Babywearing and the Holidays, Pt. 1

Welcome to our multi-part series on babywearing during the Holidays. Babywearing is a great way to keep your sanity, stay warm, and get things done during this busy time. The first installment will cover Cooking & Decorating, the second will be Babywearing Out & About, and the final installment will feature members pictures highlighting babywearing through the New Year (so make sure to bust out those cameras). These posts are a compilation of tips and tricks gleaned from our Tucson BWI members.

Part 1: Cooking and Decorating!

First things first – stay safe while babywearing. Make sure your carries are secure, and be careful not to engage in activities that could lead to injury. A few things not to do while babywearing:

  • Frying latkes, taking things in an out of the oven
  • Climbing on a ladder, step stool, or chair to hang that bundle of mistletoe, decorate your Festivus Pole, or when putting up your solstice lights
  • Lighting candles (menorah, luminarias)
  • Take extra care in inclement conditions such as snow, ice or rain
  • Keep hot drinks in spillproof mugs so you don’t spill hot cocoa/cider/mulled wine all over your baby and your carrier
  • Basically, use your common sense and put yours and kiddo’s safety above all else

Warning out of the way, let’s get to the good stuff.

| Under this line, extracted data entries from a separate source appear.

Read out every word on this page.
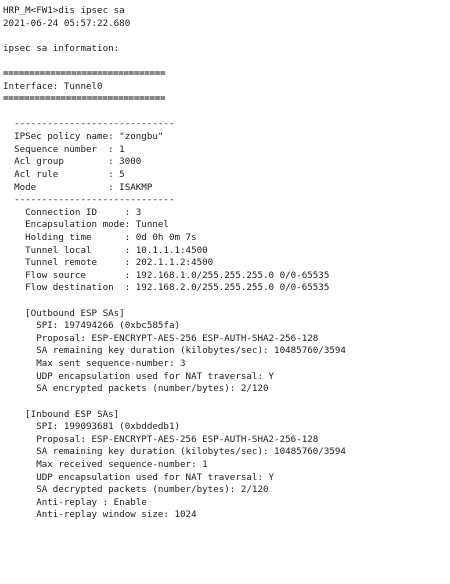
HRP_M<FW1>dis ipsec sa
2021-06-24 05:57:22.680
ipsec sa information:
===============================
Interface: Tunnel0
===============================
-----------------------------
IPSec policy name: "zongbu"
Sequence number  : 1
Acl group        : 3000
Acl rule         : 5
Mode             : ISAKMP
-----------------------------
Connection ID     : 3
Encapsulation mode: Tunnel
Holding time      : 0d 0h 0m 7s
Tunnel local      : 10.1.1.1:4500
Tunnel remote     : 202.1.1.2:4500
Flow source       : 192.168.1.0/255.255.255.0 0/0-65535
Flow destination  : 192.168.2.0/255.255.255.0 0/0-65535
[Outbound ESP SAs]
SPI: 197494266 (0xbc585fa)
Proposal: ESP-ENCRYPT-AES-256 ESP-AUTH-SHA2-256-128
SA remaining key duration (kilobytes/sec): 10485760/3594
Max sent sequence-number: 3
UDP encapsulation used for NAT traversal: Y
SA encrypted packets (number/bytes): 2/120
[Inbound ESP SAs]
SPI: 199093681 (0xbddedb1)
Proposal: ESP-ENCRYPT-AES-256 ESP-AUTH-SHA2-256-128
SA remaining key duration (kilobytes/sec): 10485760/3594
Max received sequence-number: 1
UDP encapsulation used for NAT traversal: Y
SA decrypted packets (number/bytes): 2/120
Anti-replay : Enable
Anti-replay window size: 1024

Cooking and Food Preparation

Babywearing can be very helpful when decorating cookies, heading out for holiday parties, or just trying to get a meal on the table. Here are a few tips to combing food and babywearing, without turning your lovely carrier into a makeshift apron:

  • Back carries shine when dealing with food prep. Make sure tails and straps are tucked out of the way to avoid food spills. This isn’t the time for a fancy finish, lest the fabric absorb cooking smells and spills.
  • Soft structured carriers and mei tais are great because the tails/straps are thin and stay out of the way.
  • When wrapping, Nicole recommends, ” I try to focus on carries that keep the wrap out of the way and off my belly, lest it become a dishtowel. This means carries that avoid chest passes, and that use ruckstraps. I prefer to tie Tibetan and tuck the ends under my arms, or tie a candy cane chestbelt. Like I said, I avoid tying in front.”
    • Other alternatives are tying under bum or doing short versions of carries (double hammock double rings, double robozo shoulder to shoulder, ruck with a candy cane chest belt), and tucking long tails back behind your body.
  • Hip carries in a ring sling or robozo will also free up your hands, but keep an eye on your tail – don’t want it dragging in your food – and keep an eye on bigger kiddos, don’t want them leaning out of the carry to “help”.
  • If front wearing, be extra cautious about what you are doing. Even if your baby is small, it’s not the best idea to be doing fancy knife work while reaching around your child – it puts the baby closer to the blade and it can be hard to see and maneuver around them. Similarly, it’s not a good idea to be doing work on the stove, simply because your child is closer to the heated elements. However, much food prep can be done while front wearing – measuring, arranging, mixing, decorating, etc. If you have to do something potentially dangerous, ask for help and/or put the baby down.
  • Nicole adds, “or decorating Christmas cookies, for the love of God, use a wrap or carrier that you could handle staining — or pass the baby off to someone else.”


Decking the Halls – Babywearing and Decorating

Babywearing can help you be hands-free while decorating, but there are a few things to be aware of:

  • Get all decorations down from high places before you put your baby on.
  • This is the time to assist (helpfully, from the ground) while some else handles ladder duty, hanging high decorations, or lights on the house.
  • Related, if you are setting up a tree, let someone else set it up and adjust it on it’s base.
  • Take extra caution when lighting candles. Consider having someone else do it or use led “candles” instead.
  • Nicole again, “If you’re decorating and have a grabby toddler, keep their presence in mind so they don’t accidentally yank the whole tree over while you’re hanging ornaments.”
  • On the other hand, babywearing is a great way to keep little ones out of boxes of tiny, shiny, ingestable holiday decorations. I know from experience, at 9 months I ate a small silver ornament thinking it was a Hershey’s kiss.

Some Final Thoughts

The holidays may also be a good time to introduce other friends and family members to babywearing so you can take a break (or queue in line for Black Friday…). If introducing another friend or family member to babywearing remember: Keep it simple, and take your time. Easier is better. Work within their comfort zone. Soft structured carriers are a great gateway, ring slings for the braver, and even a pre-tied poppable woven carry (front cross carry, short cross carry, pocket wrap cross carry) can help someone else get some baby snuggles. Also make sure to take your time explaining what you are doing and how to wear kiddo safely.

Spread some babywearing love this holiday season.